Amal Idrissi : Les rapports régionaux de l’Observatoire Marocain de la TPME présentent une analyse approfondie de la situation des entreprises dans chaque région du Maroc. Ils mettent en lumière des indicateurs clés permettant d’évaluer la performance des TPME et leur impact sur les économies régionales. Ils fournissent des informations précieuses pour soutenir le développement économique et la planification stratégique. Les rapports sont publiés annuellement et couvrent l’ensemble des régions du Maroc. Ces rapports offrent une vue détaillée de la démographie des entreprises au niveau régional en examinant leur répartition à travers les différentes provinces et préfectures. De plus, ils identifient les secteurs clés en réalisant une analyse approfondie de leur répartition sectorielle et en étudiant leur chiffre d’affaires pour mieux appréhender leur envergure. Les rapports régionaux examinent également l’évolution des créations d’entreprises au niveau provincial, ainsi que leur répartition par secteur d’activité. Ils évaluent également le taux de dissolution des entreprises, reflétant ainsi leur résilience face aux défis économiques. Une attention particulière est accordée à l’emploi généré par les TPME dans chaque région. Le nombre d’emplois créés et les secteurs qui y contribuent le plus sont analysés. Cette approche met en évidence les dynamiques de l’emploi et l’impact des TPME sur le marché du travail local. Enfin, les rapports régionaux analysent certains ratios financiers des entreprises, tels que la structure des passifs, la répartition des dettes ainsi que la situation de la trésorerie et de liquidité des entreprises, ce qui donne une idée sur la santé financière des entreprises au niveau provincial. L’accès au financement et l’entrepreneuriat féminin sont également évalués.

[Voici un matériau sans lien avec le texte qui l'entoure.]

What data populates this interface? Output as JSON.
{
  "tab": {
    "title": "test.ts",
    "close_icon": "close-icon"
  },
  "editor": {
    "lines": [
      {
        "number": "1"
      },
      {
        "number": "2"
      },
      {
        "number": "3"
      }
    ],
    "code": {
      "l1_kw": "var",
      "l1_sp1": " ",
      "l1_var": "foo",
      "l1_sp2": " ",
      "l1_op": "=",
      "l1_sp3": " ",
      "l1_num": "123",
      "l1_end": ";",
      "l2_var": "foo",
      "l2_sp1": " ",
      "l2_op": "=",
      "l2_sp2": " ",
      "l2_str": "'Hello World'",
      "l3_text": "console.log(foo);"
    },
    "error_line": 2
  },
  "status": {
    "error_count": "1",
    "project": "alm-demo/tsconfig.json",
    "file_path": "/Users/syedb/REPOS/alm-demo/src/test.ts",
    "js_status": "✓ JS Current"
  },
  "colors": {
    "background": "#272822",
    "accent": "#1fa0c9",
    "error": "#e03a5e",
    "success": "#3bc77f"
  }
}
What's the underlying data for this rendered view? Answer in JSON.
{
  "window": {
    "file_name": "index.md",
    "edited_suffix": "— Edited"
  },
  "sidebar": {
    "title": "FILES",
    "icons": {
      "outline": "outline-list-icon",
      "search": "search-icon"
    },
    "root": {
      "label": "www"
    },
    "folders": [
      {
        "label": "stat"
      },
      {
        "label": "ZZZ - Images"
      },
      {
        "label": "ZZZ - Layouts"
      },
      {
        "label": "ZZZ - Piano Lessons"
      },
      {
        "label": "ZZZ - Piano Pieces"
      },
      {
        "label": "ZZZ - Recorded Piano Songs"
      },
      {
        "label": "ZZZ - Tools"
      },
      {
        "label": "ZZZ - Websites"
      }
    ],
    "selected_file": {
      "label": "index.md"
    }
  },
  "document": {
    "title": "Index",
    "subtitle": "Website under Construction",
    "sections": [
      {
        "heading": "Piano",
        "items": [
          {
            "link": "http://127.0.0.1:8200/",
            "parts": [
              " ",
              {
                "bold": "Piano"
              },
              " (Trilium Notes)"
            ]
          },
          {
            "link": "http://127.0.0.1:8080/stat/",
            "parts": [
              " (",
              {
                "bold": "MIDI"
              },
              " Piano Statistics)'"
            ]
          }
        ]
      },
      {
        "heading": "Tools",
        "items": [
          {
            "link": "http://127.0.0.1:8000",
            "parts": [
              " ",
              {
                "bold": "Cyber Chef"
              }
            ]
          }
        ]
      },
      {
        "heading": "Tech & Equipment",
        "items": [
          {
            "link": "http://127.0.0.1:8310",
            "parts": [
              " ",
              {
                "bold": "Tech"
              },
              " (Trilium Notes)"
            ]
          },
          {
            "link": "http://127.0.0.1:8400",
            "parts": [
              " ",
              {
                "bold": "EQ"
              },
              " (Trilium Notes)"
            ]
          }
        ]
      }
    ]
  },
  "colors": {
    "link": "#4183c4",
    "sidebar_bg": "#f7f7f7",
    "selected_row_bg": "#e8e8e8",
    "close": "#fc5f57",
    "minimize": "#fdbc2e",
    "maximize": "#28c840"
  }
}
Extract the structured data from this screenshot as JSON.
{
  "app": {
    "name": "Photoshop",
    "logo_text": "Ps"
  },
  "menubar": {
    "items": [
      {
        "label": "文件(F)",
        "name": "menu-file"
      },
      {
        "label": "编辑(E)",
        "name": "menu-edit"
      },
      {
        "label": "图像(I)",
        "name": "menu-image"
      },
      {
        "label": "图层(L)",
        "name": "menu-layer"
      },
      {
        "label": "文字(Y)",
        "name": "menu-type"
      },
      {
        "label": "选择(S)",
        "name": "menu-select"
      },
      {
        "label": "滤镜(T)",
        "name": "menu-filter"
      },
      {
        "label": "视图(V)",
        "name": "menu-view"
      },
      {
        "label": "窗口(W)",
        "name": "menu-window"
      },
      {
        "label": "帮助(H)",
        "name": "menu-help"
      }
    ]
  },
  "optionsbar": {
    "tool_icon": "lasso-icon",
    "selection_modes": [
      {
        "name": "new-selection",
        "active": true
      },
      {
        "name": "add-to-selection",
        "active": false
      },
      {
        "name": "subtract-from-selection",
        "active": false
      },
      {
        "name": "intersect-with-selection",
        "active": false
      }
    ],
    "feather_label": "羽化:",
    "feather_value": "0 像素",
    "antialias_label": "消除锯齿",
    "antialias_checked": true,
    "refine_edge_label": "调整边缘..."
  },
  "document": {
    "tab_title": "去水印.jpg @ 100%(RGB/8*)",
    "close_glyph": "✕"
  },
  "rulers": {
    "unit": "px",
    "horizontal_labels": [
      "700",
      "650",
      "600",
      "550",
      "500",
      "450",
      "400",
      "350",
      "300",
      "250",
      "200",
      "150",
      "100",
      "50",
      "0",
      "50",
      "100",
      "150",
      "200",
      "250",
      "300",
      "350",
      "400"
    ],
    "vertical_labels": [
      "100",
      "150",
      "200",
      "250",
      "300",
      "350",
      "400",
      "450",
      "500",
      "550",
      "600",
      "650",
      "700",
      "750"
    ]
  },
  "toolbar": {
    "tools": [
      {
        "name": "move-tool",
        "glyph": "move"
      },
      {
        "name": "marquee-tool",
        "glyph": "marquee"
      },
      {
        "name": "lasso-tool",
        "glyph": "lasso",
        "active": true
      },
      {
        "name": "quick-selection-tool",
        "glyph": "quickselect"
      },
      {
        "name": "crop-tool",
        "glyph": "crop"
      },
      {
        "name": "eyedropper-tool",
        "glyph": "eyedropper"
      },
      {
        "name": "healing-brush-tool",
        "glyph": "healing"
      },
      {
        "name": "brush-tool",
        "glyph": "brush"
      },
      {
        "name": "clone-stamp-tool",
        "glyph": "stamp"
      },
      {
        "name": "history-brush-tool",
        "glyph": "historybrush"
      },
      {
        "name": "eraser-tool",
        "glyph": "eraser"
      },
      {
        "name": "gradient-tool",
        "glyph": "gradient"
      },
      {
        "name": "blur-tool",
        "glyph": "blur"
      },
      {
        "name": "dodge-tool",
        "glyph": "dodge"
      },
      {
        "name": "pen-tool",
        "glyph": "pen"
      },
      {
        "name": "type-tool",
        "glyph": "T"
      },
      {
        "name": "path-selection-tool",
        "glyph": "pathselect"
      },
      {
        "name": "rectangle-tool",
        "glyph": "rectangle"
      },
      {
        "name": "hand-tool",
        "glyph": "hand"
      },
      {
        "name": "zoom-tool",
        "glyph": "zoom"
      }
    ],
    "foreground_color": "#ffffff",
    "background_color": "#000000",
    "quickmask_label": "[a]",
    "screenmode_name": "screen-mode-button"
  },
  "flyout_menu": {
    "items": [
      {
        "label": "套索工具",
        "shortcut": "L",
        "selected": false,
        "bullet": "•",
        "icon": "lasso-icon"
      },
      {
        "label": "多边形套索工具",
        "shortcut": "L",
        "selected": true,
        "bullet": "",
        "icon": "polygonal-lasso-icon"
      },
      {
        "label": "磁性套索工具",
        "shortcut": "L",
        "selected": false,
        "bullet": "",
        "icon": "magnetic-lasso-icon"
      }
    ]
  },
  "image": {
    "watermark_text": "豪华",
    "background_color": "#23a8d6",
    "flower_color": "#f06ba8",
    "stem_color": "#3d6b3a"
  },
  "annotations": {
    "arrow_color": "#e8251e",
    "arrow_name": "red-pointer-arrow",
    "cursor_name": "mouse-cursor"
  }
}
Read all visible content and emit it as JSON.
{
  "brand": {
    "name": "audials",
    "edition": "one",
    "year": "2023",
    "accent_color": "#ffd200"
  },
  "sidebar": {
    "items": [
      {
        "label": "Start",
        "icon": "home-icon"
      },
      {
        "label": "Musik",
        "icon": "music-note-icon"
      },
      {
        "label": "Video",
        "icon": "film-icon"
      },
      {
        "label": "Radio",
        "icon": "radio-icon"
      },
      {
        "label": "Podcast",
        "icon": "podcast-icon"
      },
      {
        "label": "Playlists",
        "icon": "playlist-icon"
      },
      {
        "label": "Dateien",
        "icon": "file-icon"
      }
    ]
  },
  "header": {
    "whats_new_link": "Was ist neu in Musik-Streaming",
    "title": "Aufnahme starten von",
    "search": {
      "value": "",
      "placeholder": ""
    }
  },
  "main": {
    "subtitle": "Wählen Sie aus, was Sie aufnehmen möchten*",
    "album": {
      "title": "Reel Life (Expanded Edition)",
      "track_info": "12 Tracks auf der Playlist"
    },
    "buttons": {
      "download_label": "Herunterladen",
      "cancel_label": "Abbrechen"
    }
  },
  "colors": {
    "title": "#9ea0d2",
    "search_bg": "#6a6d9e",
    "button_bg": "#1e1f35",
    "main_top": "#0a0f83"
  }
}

Quels sont les principaux constats à retenir ?
En ce qui concerne les tendances générales, il convient de souligner en premier lieu la fragmentation du tissu productif national caractérisée par la prédominance d’entreprises réalisant un chiffre d’affaires relativement modeste, soit moins d’1 million de dirhams.
Concernant les secteurs d’activité, une concentration est observée dans des secteurs qui nécessitent peu de ressources financières, tels que le commerce et la construction, dans toutes les régions du Maroc. Cette concentration limite la diversification économique et la création d’emplois dans des secteurs à plus forte valeur ajoutée. Il est important de noter une concentration significative des entreprises le long de l’axe Tanger-El Jadida, entraînant une disparité régionale. Cette concentration est particulièrement marquée dans la région de Casablanca-Settat, où près de 40 % des entreprises marocaines sont localisées, soulevant ainsi des questions d’équité économique entre les régions. L’emploi et la création de richesse sont étroitement liés aux régions qui concentrent le plus d’entreprises. Par exemple, Casablanca-Settat génère à elle seule 60 % du chiffre d’affaires des entreprises et 40 % des emplois, tandis que les autres régions y contribuent de manière hétérogène. Cette concentration met en évidence les déséquilibres économiques régionaux et la nécessité de promouvoir le développement économique dans toutes les régions du Maroc. Les rapports régionaux soulignent également les différences en termes de secteurs contribuant à l’emploi et au chiffre d’affaires. Par exemple, dans la région de Tanger, le secteur de l’industrie manufacturière joue un rôle prépondérant dans la création d’emplois. Cette diversité sectorielle reflète les spécificités économiques propres à chaque région et offre des pistes pour orienter les stratégies de développement économique et de création d’emplois.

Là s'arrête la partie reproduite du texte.